Mein Vater, meine Mutter, ich, der Herausgeber des Welbron, seine Frau und deren Tochter, welche ich, wie es das Schicksal so wollte, auf dem falschen Fuß erwischt habe.

Das Auftreten der beiden Mütter könnte unterschiedlicher nicht sein. Die eine, ganz das unangefochtene Alphatier mit hoch erhobenem Kinn und aufmerksamem Blick, die andere eher der Schatten ihres Mannes. Blakely wirkt zwar wachsam, aber auf eine seltsame Weise unterwürfig. Vielleicht lese ich es aus ihren hochgezogenen Schultern oder den wiederholten Blicken in Harrisons Richtung, so als habe sie Angst eine Bewegung zu machen, die ihm missfällt.

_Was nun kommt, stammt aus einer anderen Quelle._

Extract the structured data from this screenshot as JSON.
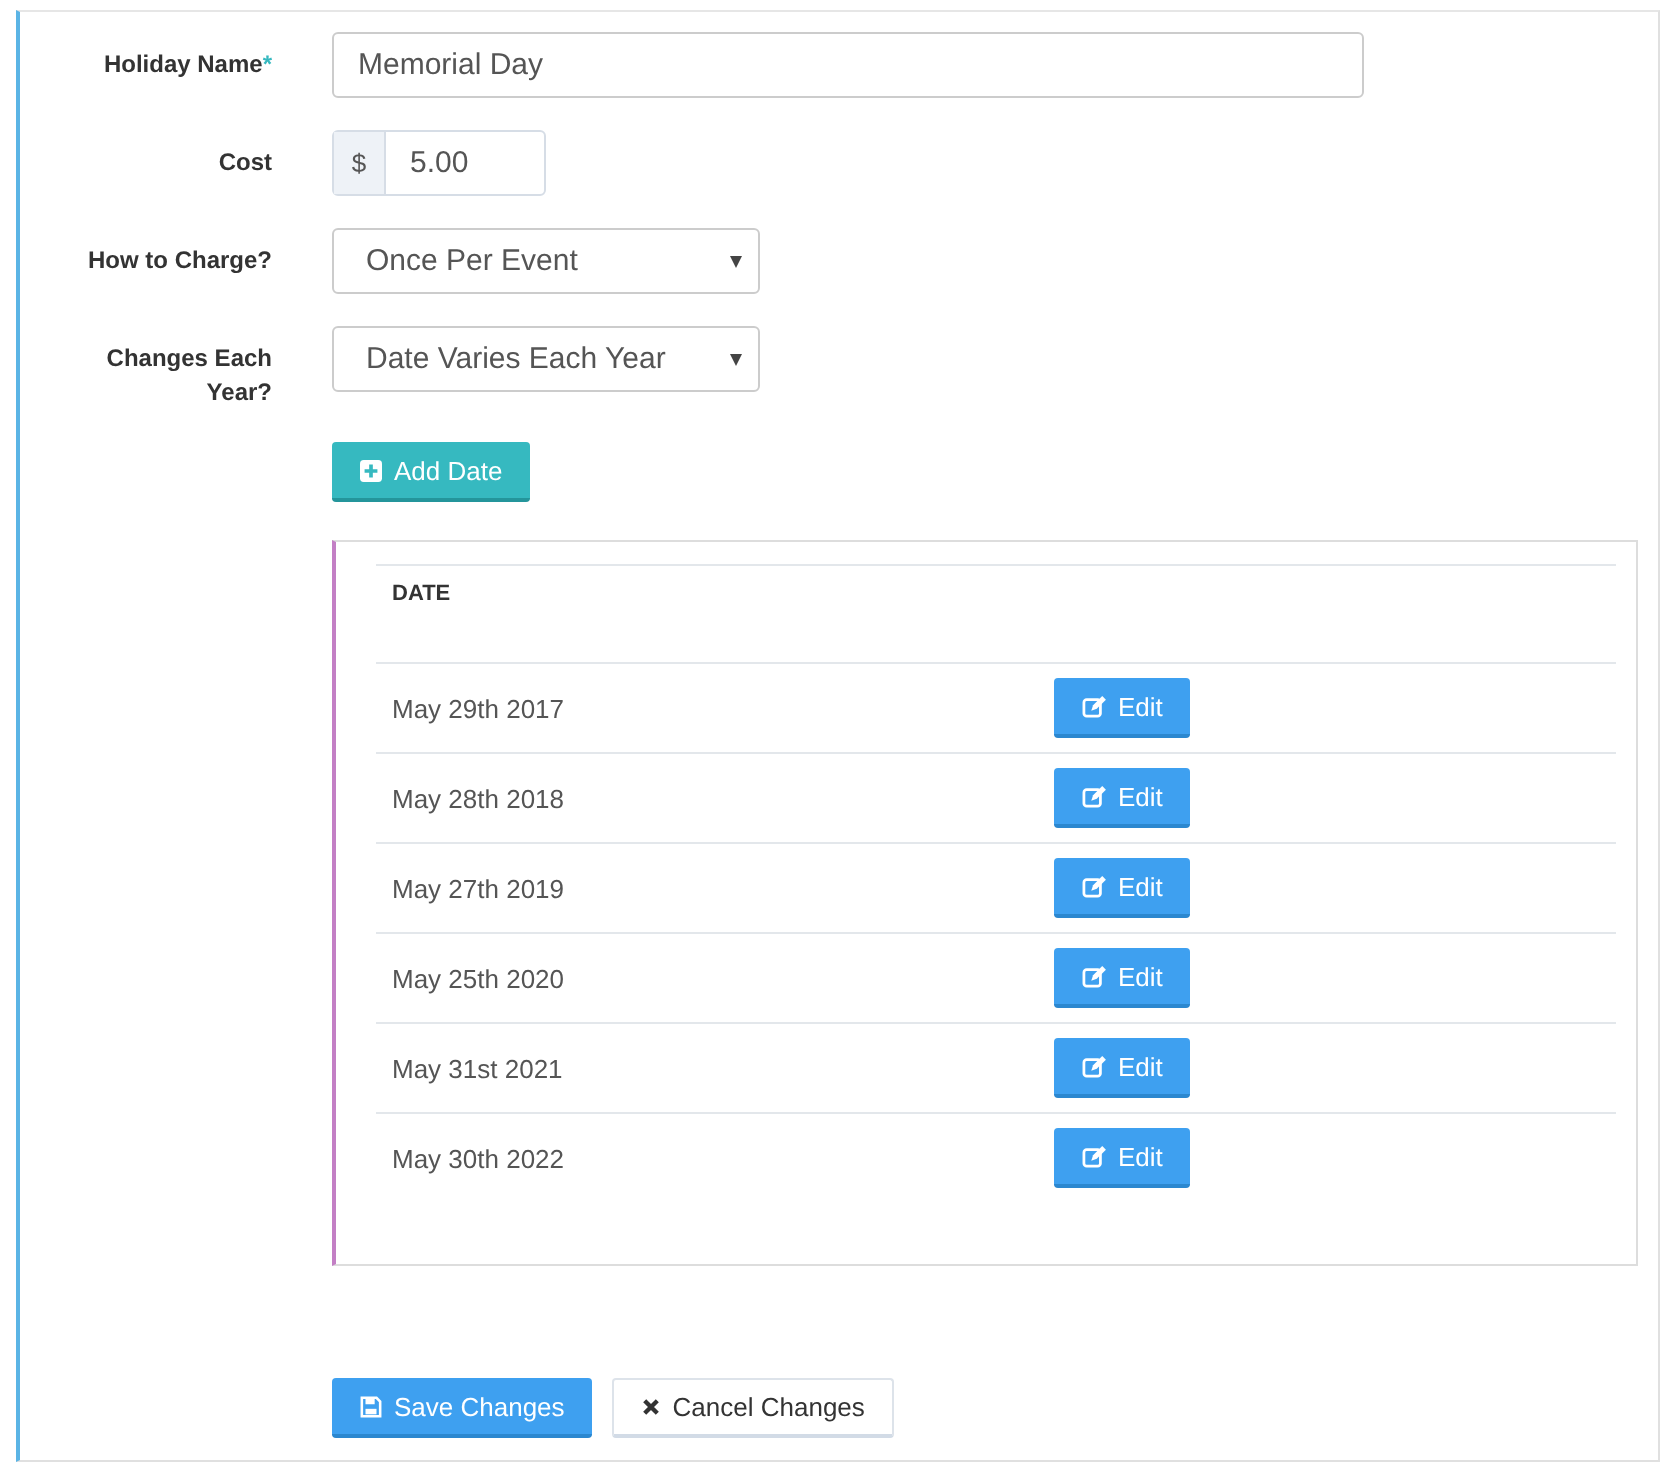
{
  "form": {
    "holiday_name": {
      "label": "Holiday Name",
      "required_mark": "*",
      "value": "Memorial Day"
    },
    "cost": {
      "label": "Cost",
      "prefix": "$",
      "value": "5.00"
    },
    "how_to_charge": {
      "label": "How to Charge?",
      "value": "Once Per Event"
    },
    "changes_each_year": {
      "label": "Changes Each Year?",
      "value": "Date Varies Each Year"
    },
    "add_button": "Add Date"
  },
  "dates_table": {
    "columns": [
      "DATE"
    ],
    "rows": [
      {
        "date": "May 29th 2017",
        "action": "Edit"
      },
      {
        "date": "May 28th 2018",
        "action": "Edit"
      },
      {
        "date": "May 27th 2019",
        "action": "Edit"
      },
      {
        "date": "May 25th 2020",
        "action": "Edit"
      },
      {
        "date": "May 31st 2021",
        "action": "Edit"
      },
      {
        "date": "May 30th 2022",
        "action": "Edit"
      }
    ]
  },
  "buttons": [
    {
      "kind": "primary",
      "label": "Save Changes"
    },
    {
      "kind": "default",
      "label": "Cancel Changes"
    }
  ]
}
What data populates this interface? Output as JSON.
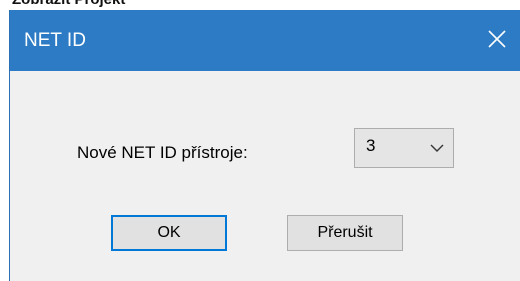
{
  "background_window": {
    "title_fragment": "Zobrazit Projekt"
  },
  "dialog": {
    "title": "NET ID",
    "close_icon": "close-icon",
    "field_label": "Nové NET ID přístroje:",
    "select": {
      "value": "3",
      "arrow_icon": "chevron-down-icon"
    },
    "ok_label": "OK",
    "cancel_label": "Přerušit"
  },
  "colors": {
    "titlebar": "#2d7bc4",
    "dialog_bg": "#f0f0f0",
    "default_button_border": "#0078d7"
  }
}
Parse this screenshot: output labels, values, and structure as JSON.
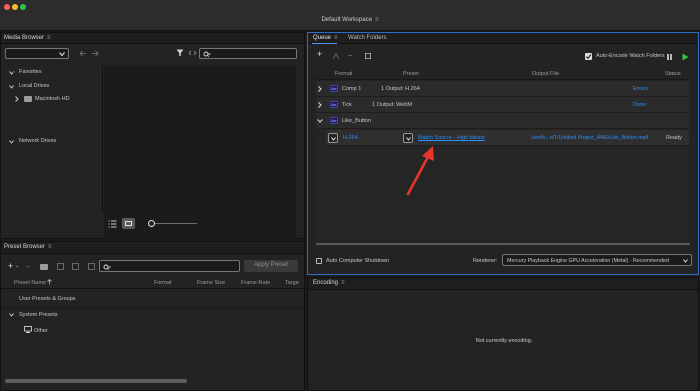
{
  "window": {
    "title": "Default Workspace",
    "traffic_lights": [
      "#ff5f57",
      "#febc2e",
      "#28c840"
    ]
  },
  "media_browser": {
    "title": "Media Browser",
    "tree": {
      "favorites": "Favorites",
      "local_drives": "Local Drives",
      "macintosh_hd": "Macintosh HD",
      "network_drives": "Network Drives"
    }
  },
  "preset_browser": {
    "title": "Preset Browser",
    "apply_preset_label": "Apply Preset",
    "columns": [
      "Preset Name",
      "Format",
      "Frame Size",
      "Frame Rate",
      "Targe"
    ],
    "items": {
      "user_presets": "User Presets & Groups",
      "system_presets": "System Presets",
      "other": "Other"
    }
  },
  "queue": {
    "tabs": [
      "Queue",
      "Watch Folders"
    ],
    "auto_encode_label": "Auto-Encode Watch Folders",
    "auto_encode_checked": true,
    "columns": {
      "format": "Format",
      "preset": "Preset",
      "output_file": "Output File",
      "status": "Status"
    },
    "items": [
      {
        "name": "Comp 1",
        "outputs": "1 Output: H.264",
        "status": "Errors"
      },
      {
        "name": "Tick",
        "outputs": "1 Output: WebM",
        "status": "Done"
      },
      {
        "name": "Like_Button",
        "outputs": "",
        "status": ""
      }
    ],
    "sub_item": {
      "format": "H.264",
      "preset": "Match Source - High bitrate",
      "output_file": "/var/fo...n/T/Untitled Project_AME/Like_Button.mp4",
      "status": "Ready"
    },
    "auto_shutdown_label": "Auto Computer Shutdown",
    "renderer_label": "Renderer:",
    "renderer_value": "Mercury Playback Engine GPU Acceleration (Metal) - Recommended"
  },
  "encoding": {
    "title": "Encoding",
    "status_text": "Not currently encoding."
  },
  "colors": {
    "accent_blue": "#2f8ff2",
    "start_green": "#35c24a",
    "annotation_red": "#e8352a"
  }
}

Ich richte meinen Blick auf den Mann vor mir und mustere ihn erneut, dieses Mal genauer.

Das glänzende, honigfarbene Haar sitzt perfekt, die Farbe seiner Augen mischt sich aus tiefem moosgrün und blau zu einem algenbesetzten See. Wenn man nicht vorsichtig ist ziehen sie einen in die Tiefe wie die Schlingpflanzen Unterwasser. Seine Haltung ist zwar entspannt, aber es ist eine ernstzunehmende Ruhe die von ihm ausgeht, so als bekäme er immer was er will und müsse dafür normalerweise nicht die Maske des gelassenen Geschäftsmanns ablegen.

Aber ich gebe nicht klein bei, eher wird er sich an mir die Zähne ausbeißen.

Ich lächle in die Runde und frage mich insgeheim, wie ein Mann mit dunkelbraunen Haaren und eine Frau, dessen Haare derart schwarz sind, dass sie das Licht zu verschlucken scheinen, eine Tochter mit schneeweißen Haaren hervorbringen können. Dann drängen sich Eddie's Worte von Gestern in mein Bewusstsein.
"Ich habe keine Eltern mehr."

Verwirrt betrachte ich die Connery's.
Ist das möglich?
Vielleicht sind die beiden nicht ihre leiblichen Eltern, oder einer von beiden hatte den anderen betrogen, oder, oder, oder.

Mein Kopf raucht und ich bin versucht mir die Schläfen zu massieren, doch ich tue es nicht und versuche meine Aufmerksamkeit wieder auf das Gespräch zu richten.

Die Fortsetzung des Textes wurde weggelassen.